My internal debate rages on... I have some C++ courses in the pipeline so I will definitely learn more than the basic understanding/grasp I have now...
Still though. Currently I associate C++ proponents with old-school attitudes on the need for absolute control and a fear of newer levels of abstraction that are allowing increasing complex and large projects. Garbage collection, the .NET framework etc, are all grouped together into a category of tools that only "weak" programmers need. I recoil pretty hard from this line of thinking and associate it with a dangerous cowboy like attitude towards engineering.

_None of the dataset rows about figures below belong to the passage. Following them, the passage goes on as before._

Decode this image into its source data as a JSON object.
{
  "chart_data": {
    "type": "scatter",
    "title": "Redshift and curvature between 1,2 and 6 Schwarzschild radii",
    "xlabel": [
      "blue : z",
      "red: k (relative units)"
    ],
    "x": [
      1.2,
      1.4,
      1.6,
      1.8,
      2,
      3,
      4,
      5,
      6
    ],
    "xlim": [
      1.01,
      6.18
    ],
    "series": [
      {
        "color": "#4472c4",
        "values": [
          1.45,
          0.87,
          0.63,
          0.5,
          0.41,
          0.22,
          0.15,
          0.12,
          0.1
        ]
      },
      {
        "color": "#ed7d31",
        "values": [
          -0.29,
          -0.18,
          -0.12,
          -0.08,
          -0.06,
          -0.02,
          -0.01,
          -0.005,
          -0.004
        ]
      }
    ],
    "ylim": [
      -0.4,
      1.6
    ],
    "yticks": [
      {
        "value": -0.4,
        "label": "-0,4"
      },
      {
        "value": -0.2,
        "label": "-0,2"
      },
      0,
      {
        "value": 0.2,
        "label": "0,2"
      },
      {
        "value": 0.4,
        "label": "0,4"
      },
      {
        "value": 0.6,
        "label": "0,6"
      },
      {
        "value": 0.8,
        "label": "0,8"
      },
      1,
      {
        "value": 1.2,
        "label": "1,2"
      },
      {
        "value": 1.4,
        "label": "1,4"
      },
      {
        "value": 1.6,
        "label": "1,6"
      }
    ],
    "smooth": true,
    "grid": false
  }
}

There is a lure there, to join the elite, to be one of those cowboys who don't need frameworks or garbage collection and who's code can scream past yours with sheer force of will by the programmer. So I'm constantly torn between mockery and envy. I will say that I think it's important to learn and think in C++ because the deeper our understanding of the systems we develop for the better off we are. I'd say the same thing about assembly though and would be just inclined to write large systems in C++ as I would in assembly.
My own line of thinking is that these abstraction layers we've invented are more akin to compilers and file systems and OS API's. Why should we all re-invent the wheel (and poorly) when these problems can be solved in a generic way?
Anyway C/C++ are probably not going anywhere and have their niche, but I thought I would post this article to preserve it in my memory bank.